SouthernSun is not full of Luddites, but the firm says returns on new data for investment professionals are diminishing, even making the process of determining an attractive price for a stock more complicated than it needs to be, especially for long-term investors. “People fool themselves, because they have more data and more information and stronger quantitative computing skills, that we have better outputs,” Phillip Cook said. “No one has figured out how to predict the future, and that’s what these models are based on.”

Artificial intelligence might provide good signals, but never the same ones as a portfolio manager walking around a trade show.
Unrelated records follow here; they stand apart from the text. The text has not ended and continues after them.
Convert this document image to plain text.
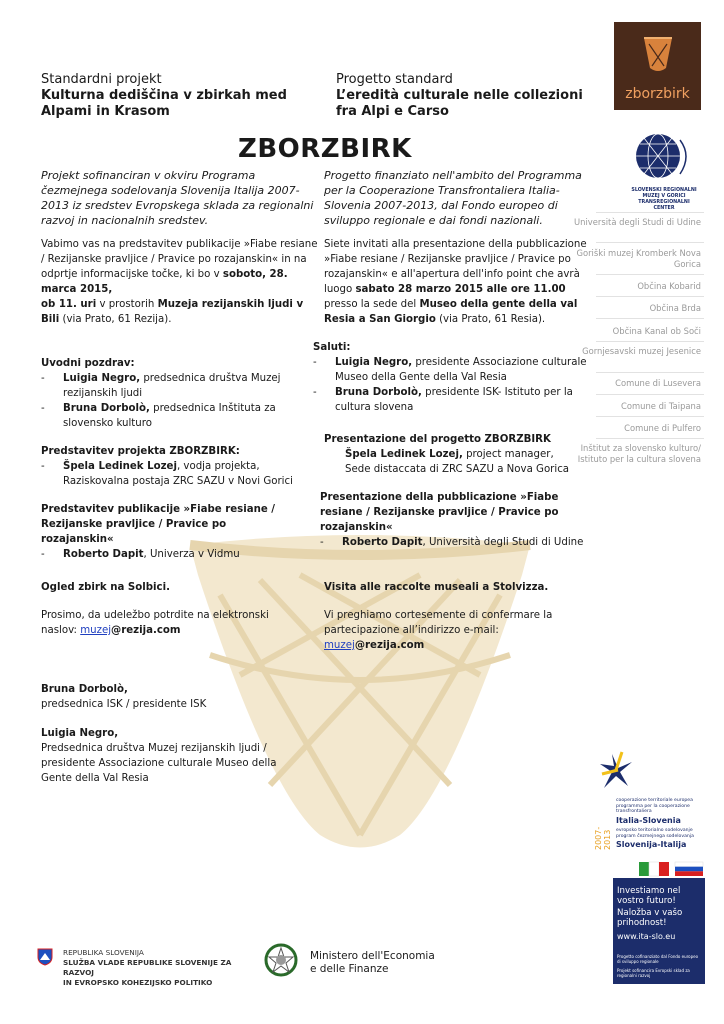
Standardni projekt
Kulturna dediščina v zbirkah med
Alpami in Krasom
Progetto standard
L’eredità culturale nelle collezioni
fra Alpi e Carso
ZBORZBIRK
zborzbirk
SLOVENSKI REGIONALNI MUZEJ V GORICI TRANSREGIONALNI CENTER
Università degli Studi di Udine
Goriški muzej Kromberk Nova Gorica
Občina Kobarid
Občina Brda
Občina Kanal ob Soči
Gornjesavski muzej Jesenice
Comune di Lusevera
Comune di Taipana
Comune di Pulfero
Inštitut za slovensko kulturo/ Istituto per la cultura slovena

Projekt sofinanciran v okviru Programa čezmejnega sodelovanja Slovenija Italija 2007-2013 iz sredstev Evropskega sklada za regionalni razvoj in nacionalnih sredstev.

Vabimo vas na predstavitev publikacije »Fiabe resiane / Rezijanske pravljice / Pravice po rozajanskin« in na odprtje informacijske točke, ki bo v soboto, 28. marca 2015,
ob 11. uri v prostorih Muzeja rezijanskih ljudi v Bili (via Prato, 61 Rezija).

Uvodni pozdrav:
-	Luigia Negro, predsednica društva Muzej rezijanskih ljudi
-	Bruna Dorbolò, predsednica Inštituta za slovensko kulturo
Predstavitev projekta ZBORZBIRK:
-	Špela Ledinek Lozej, vodja projekta, Raziskovalna postaja ZRC SAZU v Novi Gorici
Predstavitev publikacije »Fiabe resiane / Rezijanske pravljice / Pravice po rozajanskin«
-	Roberto Dapit, Univerza v Vidmu
Ogled zbirk na Solbici.

Prosimo, da udeležbo potrdite na elektronski naslov: muzej@rezija.com

Bruna Dorbolò,
predsednica ISK / presidente ISK
Luigia Negro,
Predsednica društva Muzej rezijanskih ljudi / presidente Associazione culturale Museo della Gente della Val Resia

Progetto finanziato nell'ambito del Programma per la Cooperazione Transfrontaliera Italia-Slovenia 2007-2013, dal Fondo europeo di sviluppo regionale e dai fondi nazionali.

Siete invitati alla presentazione della pubblicazione »Fiabe resiane / Rezijanske pravljice / Pravice po rozajanskin« e all'apertura dell'info point che avrà luogo sabato 28 marzo 2015 alle ore 11.00 presso la sede del Museo della gente della val Resia a San Giorgio (via Prato, 61 Resia).

Saluti:
-	Luigia Negro, presidente Associazione culturale Museo della Gente della Val Resia
-	Bruna Dorbolò, presidente ISK- Istituto per la cultura slovena
Presentazione del progetto ZBORZBIRK
Špela Ledinek Lozej, project manager,
Sede distaccata di ZRC SAZU a Nova Gorica
Presentazione della pubblicazione »Fiabe resiane / Rezijanske pravljice / Pravice po rozajanskin«
-	Roberto Dapit, Università degli Studi di Udine
Visita alle raccolte museali a Stolvizza.

Vi preghiamo cortesemente di confermare la partecipazione all’indirizzo e-mail: muzej@rezija.com

2007-2013
cooperazione territoriale europea programma per la cooperazione transfrontaliera
Italia-Slovenia
evropsko teritorialno sodelovanje program čezmejnega sodelovanja
Slovenija-Italija
Investiamo nel vostro futuro!
Naložba v vašo prihodnost!
www.ita-slo.eu
Progetto cofinanziato dal Fondo europeo di sviluppo regionale
Projekt sofinancira Evropski sklad za regionalni razvoj
REPUBLIKA SLOVENIJA
SLUŽBA VLADE REPUBLIKE SLOVENIJE ZA RAZVOJ
IN EVROPSKO KOHEZIJSKO POLITIKO
Ministero dell'Economia
e delle Finanze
If SouthernSun didn’t do that, it might never have considered Watsco.

The firm has had a solid track record for many years, though its glory days from 2010 to 2014, when it and another manager were highlighted for running “2 out of 2,862” akin mutual funds in the top quartile of performers five years in a row. SouthernSun’s small-cap strategy has returned 10.18 percent compared to its Russell 2000 benchmark’s 8.96 percent through Aug. 31. On an annualized basis, the strategy returned 17.85 percent over the past three years and 9.48 percent over the past five compared to the Russell 2000’s 8.12 percent and 3.14 percent.

“That’s a really good duo and Phillip Cook is a very worthy successor,” Burkhart said. “It’s a bunch of high-quality people. They’ve had some bad patches where they’ll be out of favor. But overall, over longer periods of time, I think they proved to be very astute investors. It just, of course, depends whether or not as a client you hang in there for a long enough period of time to benefit from their skills.”